I am not some sort of superwoman. I am not some sort of do-it-all Goddess. I am just a person, ok?
Yes, I am a single mother. Yes, I am also a grad student. Yes, I am also involved in other things. But this does not mean I “do it all.” It’s true that I do lots of things, but right now I am doing none of them very well.
My research is creeping along. My custody evaluation is moving at a glacial pace. My house is a mess.*
Do I “bring home the bacon”? Yes I do. But I make somewhere around the federal poverty line for a family of four, and I have to pay my ex child support out of this amount. Did I mention that I have a son (Nate) who’s applying to colleges such as Caltech, MIT, and Brown? So next year I not only have to support myself, my oldest son full-time, and my youngest two half-time; I have to pay for Nate’s college somehow. I hope he gets lots of financial aid.
Do I take care of my kids? I try. Of course, they spend most of their time on weekdays with their father, and as a result at least one of them has mental health issues that I can’t fully address with the current parenting plan. Again, I try.
Do I have hobbies? Thankfully, yes. Unfortunately I have hardly any time to indulge in them any more, and as a result I am very stressed.

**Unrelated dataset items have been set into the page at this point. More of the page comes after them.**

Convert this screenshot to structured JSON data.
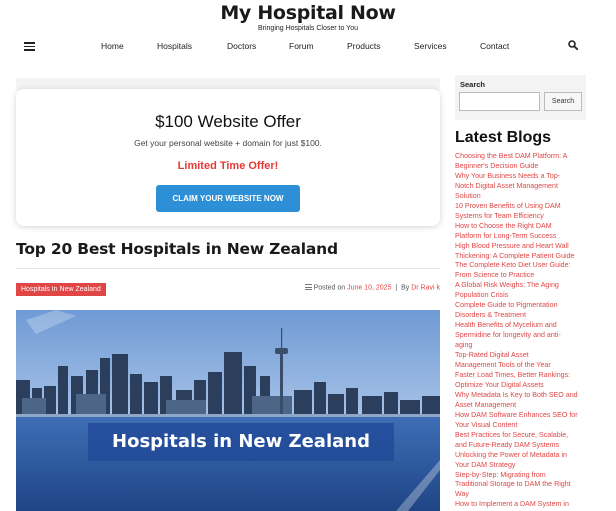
{
  "site": {
    "title": "My Hospital Now",
    "tagline": "Bringing Hospitals Closer to You"
  },
  "nav": {
    "items": [
      "Home",
      "Hospitals",
      "Doctors",
      "Forum",
      "Products",
      "Services",
      "Contact"
    ],
    "menu_icon": "hamburger-icon",
    "search_icon": "search-icon"
  },
  "offer": {
    "title": "$100 Website Offer",
    "subtitle": "Get your personal website + domain for just $100.",
    "limited": "Limited Time Offer!",
    "button": "CLAIM YOUR WEBSITE NOW"
  },
  "article": {
    "title": "Top 20 Best Hospitals in New Zealand",
    "category": "Hospitals In New Zealand",
    "posted_on_label": "Posted on",
    "date": "June 10, 2025",
    "by_label": "By",
    "author": "Dr Ravi k",
    "image_caption": "Hospitals in New Zealand"
  },
  "sidebar": {
    "search_label": "Search",
    "search_value": "",
    "search_button": "Search",
    "blogs_title": "Latest Blogs",
    "blogs": [
      "Choosing the Best DAM Platform: A",
      "Beginner's Decision Guide",
      "Why Your Business Needs a Top-",
      "Notch Digital Asset Management",
      "Solution",
      "10 Proven Benefits of Using DAM",
      "Systems for Team Efficiency",
      "How to Choose the Right DAM",
      "Platform for Long-Term Success",
      "High Blood Pressure and Heart Wall",
      "Thickening: A Complete Patient Guide",
      "The Complete Keto Diet User Guide:",
      "From Science to Practice",
      "A Global Risk Weighs: The Aging",
      "Population Crisis",
      "Complete Guide to Pigmentation",
      "Disorders & Treatment",
      "Health Benefits of Mycelium and",
      "Spermidine for longevity and anti-",
      "aging",
      "Top-Rated Digital Asset",
      "Management Tools of the Year",
      "Faster Load Times, Better Rankings:",
      "Optimize Your Digital Assets",
      "Why Metadata Is Key to Both SEO and",
      "Asset Management",
      "How DAM Software Enhances SEO for",
      "Your Visual Content",
      "Best Practices for Secure, Scalable,",
      "and Future-Ready DAM Systems",
      "Unlocking the Power of Metadata in",
      "Your DAM Strategy",
      "Step-by-Step: Migrating from",
      "Traditional Storage to DAM the Right",
      "Way",
      "How to Implement a DAM System in"
    ]
  },
  "colors": {
    "accent_red": "#e04646",
    "button_blue": "#2d8fd6",
    "limited_red": "#e53935"
  }
}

I am tired all the time. I get frustrated at how little I get done, or rather how much I leave undone. I move forward only because I have to.
So please stop treating me like a brilliant, amazing, immortal heroine. Just give me a hug or pat me on the back and say, “Hang in there. I’m on your team.”
Your exhausted friend/family member,
*My kids always try to tell me that my house is quite clean compared to their Dad’s place, but this is little comfort, since UnlikelyDad is the worst kind of slob.